Fours struggle with feeling like something is missing. They are unique and deeply emotional (i.e., they feel things deeply), but can struggle with feeling misunderstood by others. They can also be susceptible to struggling with emotional problems such as depression or anxiety.
Fives struggle to fully engage with other people and with their life. They would prefer to observe what is happening from the outside, rather than being in the mix of things. In other words, they tend to sit on the sidelines. They also tend to isolate and not be in touch with their emotions.
Sixes struggle with anxiety and fear. They have a deep need for security and tend to play it safe. They struggle to trust themselves and their intuition—they often ask a committee for help in making their decisions. They have a push-pull relationship with authority. They often align themselves with a powerful authority structure (e.g., religion, politics) because it helps them feel safe. But they sometimes resist authority as well.

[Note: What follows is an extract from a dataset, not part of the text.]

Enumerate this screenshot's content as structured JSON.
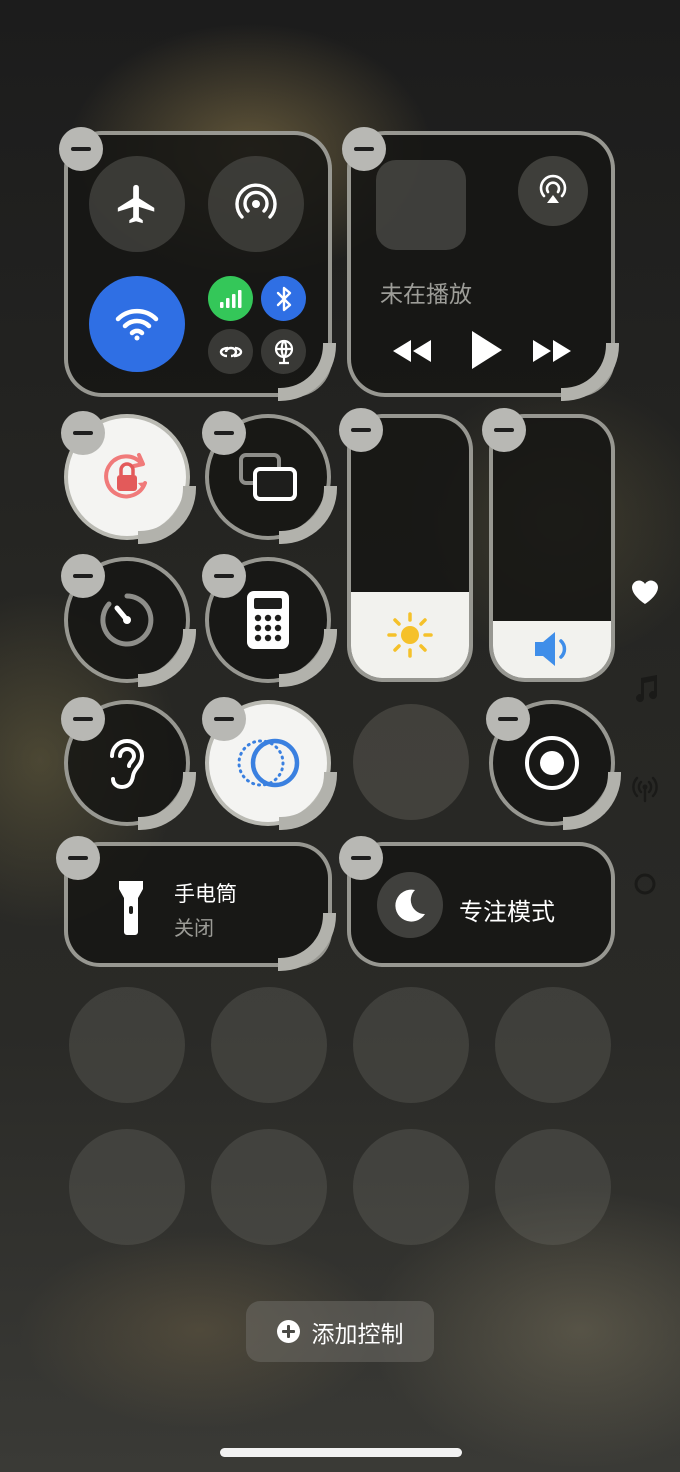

Sevens struggle to acknowledge and own their own pain. They are so focused on pleasure and having fun experiences that they can deny the reality that there is a darker side of life. They can avoid their problems. They have a lot of energy and bounce from activity to activity, but can have trouble connecting on a deep level.
Eights struggle with experiencing true empathy and compassion for others. They are strong and effective in pushing forward their agenda and what they think is right. But if they aren’t careful, they can run over people and leave them in their wake on their way toward their goal.
Nines struggle with making decisions and moving forward toward a particular goal. They are able to see multiple sides of an issue, so they have trouble figuring out what they believe or want to do. They are laid back, which can sometimes turn into laziness and difficulty getting moving.
Think about your life right now. What are you struggling with the most? Do you see any connection between your current struggle and the core struggle of one of the nine Enneagram types? For example, in my life right now, I’m feeling anxious because I’m serving as the acting program director at my school, while the actual program director is on sabbatical. I find myself questioning my decisions and asking others for feedback. This connects with the core struggle of the six, which is my number.
Another helpful exercise is to think back to when you were about 20 years old. By this time in your life, personality has generally solidified, but people usually haven’t yet engaged in deep personal work (e.g., long-term therapy). What do you remember struggling with most when you were 20? Do you see any connection between your struggle at age 20 and one of the nine Enneagram types? For example, I remember struggling a lot with being scared of commitment when it came to romantic relationships. I also had a lot of issues with authority—I was deeply involved in an intense religious community, but there was a part of me that hated it. These struggles at age 20 definitely connect with the core struggle of the six.